After finishing his studies, he joined the customs service, serving at Lagos port and airport. “Corruption was rife in Customs but I was not part of it,” he writes. “I saw Customs… as a way of making money for the government.”
While still a civil servant, Mr Abubakar began buying property and farmland for commercial purposes, eventually moving into the emerging market for oil and gas services. “I recognised very early in life that I have a good nose for business,” he writes in a chapter of his autobiography entitled, Making Money.

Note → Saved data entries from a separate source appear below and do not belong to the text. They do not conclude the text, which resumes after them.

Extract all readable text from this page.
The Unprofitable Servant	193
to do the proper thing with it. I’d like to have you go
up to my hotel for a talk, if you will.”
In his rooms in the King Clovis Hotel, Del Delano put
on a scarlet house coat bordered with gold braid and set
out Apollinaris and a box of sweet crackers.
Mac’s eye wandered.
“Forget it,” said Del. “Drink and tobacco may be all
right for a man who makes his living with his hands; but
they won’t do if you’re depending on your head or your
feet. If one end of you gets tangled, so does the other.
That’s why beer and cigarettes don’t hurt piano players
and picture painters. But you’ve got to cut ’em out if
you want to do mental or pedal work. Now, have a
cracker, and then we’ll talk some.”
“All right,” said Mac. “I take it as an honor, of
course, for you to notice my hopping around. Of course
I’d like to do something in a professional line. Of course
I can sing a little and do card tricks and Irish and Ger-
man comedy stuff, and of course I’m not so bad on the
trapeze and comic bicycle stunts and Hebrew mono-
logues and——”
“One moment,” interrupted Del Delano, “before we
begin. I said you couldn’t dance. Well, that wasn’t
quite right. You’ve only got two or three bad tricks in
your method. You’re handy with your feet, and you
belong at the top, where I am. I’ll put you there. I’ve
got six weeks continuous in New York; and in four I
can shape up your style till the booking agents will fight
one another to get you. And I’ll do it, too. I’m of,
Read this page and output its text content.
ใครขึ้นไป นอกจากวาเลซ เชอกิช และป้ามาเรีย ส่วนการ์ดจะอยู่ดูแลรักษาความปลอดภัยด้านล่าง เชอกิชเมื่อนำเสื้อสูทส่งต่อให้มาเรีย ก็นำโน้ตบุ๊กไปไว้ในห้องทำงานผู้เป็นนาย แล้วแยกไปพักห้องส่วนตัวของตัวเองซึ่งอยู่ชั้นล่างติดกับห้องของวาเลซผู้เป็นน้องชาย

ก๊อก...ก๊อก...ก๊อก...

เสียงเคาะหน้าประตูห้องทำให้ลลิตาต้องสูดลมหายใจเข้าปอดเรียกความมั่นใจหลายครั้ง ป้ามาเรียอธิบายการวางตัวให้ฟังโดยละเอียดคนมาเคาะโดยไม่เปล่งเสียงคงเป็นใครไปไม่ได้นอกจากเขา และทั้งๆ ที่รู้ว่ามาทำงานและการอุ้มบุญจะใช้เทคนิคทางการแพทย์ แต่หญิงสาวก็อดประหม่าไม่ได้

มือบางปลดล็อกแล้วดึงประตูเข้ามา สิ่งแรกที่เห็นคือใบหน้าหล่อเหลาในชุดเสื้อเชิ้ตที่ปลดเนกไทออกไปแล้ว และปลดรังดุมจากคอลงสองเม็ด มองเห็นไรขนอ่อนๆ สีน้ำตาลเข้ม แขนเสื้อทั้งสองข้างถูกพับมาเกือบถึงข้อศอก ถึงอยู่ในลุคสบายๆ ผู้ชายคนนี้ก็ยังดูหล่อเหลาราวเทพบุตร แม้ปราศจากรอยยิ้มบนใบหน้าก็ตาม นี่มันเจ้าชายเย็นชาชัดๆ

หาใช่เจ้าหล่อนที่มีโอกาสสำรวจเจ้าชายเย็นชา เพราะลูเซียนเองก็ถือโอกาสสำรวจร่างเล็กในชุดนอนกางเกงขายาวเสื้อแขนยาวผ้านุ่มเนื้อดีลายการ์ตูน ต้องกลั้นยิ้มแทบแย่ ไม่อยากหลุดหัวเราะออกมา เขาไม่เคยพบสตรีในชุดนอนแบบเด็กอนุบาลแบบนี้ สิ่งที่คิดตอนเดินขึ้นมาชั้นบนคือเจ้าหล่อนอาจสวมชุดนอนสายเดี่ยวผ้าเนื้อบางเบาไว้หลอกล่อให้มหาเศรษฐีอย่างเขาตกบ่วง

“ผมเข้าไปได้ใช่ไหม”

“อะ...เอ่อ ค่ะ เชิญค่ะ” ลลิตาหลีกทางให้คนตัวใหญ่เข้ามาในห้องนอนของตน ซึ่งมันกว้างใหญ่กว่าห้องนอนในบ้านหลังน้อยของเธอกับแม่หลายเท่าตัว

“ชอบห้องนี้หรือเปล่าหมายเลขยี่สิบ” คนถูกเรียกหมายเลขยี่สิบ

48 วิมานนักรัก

His career in customs brought him into contact with the military and political elite, two categories that have been interchangeable for much of Nigeria’s recent history. Mr Abubakar grew close to the former army major, Shehu Musa Yar’Adua, regarding him as a political mentor.
Against a backdrop of coups and crackdowns, the two men began networking with other regional leaders, hoping to form a credible government-in-waiting.
Privatisation drive
In 1989, Mr Abubakar quit the civil service to dedicate himself to politics. He made his first presidential run in 1991, as a candidate for the faction that had gathered around Shehu Yar’Adua. He would step down after coming third in the first round, and the election itself was later cancelled by the military government.
The repression intensified in the 1990s under the dictatorship of Gen Sani Abacha. Mr Abubakar was briefly exiled in London, while his mentor, Shehu Yar’Adua, was sent to prison and would eventually die there.
Mr Abubakar returned to Nigeria in 1997 as Gen Abacha relaxed his grip on power. He became vice-president after the elections in 1999 installed the PDP candidate, Olusegun Obasanjo, in the presidency.
During two terms in office, he oversaw a series of privatisations, earning praise as a liberaliser in some quarters, and criticism elsewhere as a crony capitalist.
In his autobiography, he takes credit for reforms of the banking sector, the auction of mobile phone licenses, as well as for an economic boom that enabled Nigeria to pay off much of its debt.
Mr Abubakar says he will bring back the good times if elected president in 2019. However, his ability to keep that promise will be subject to powerful forces outside his control.
“It’s hard to predict what he could achieve,” says the BBC’s Nigeria editor, Aliyu Tanko, “with an economy that depends so heavily on the price of oil.”
Mr Abubakar has four wives and 28 children.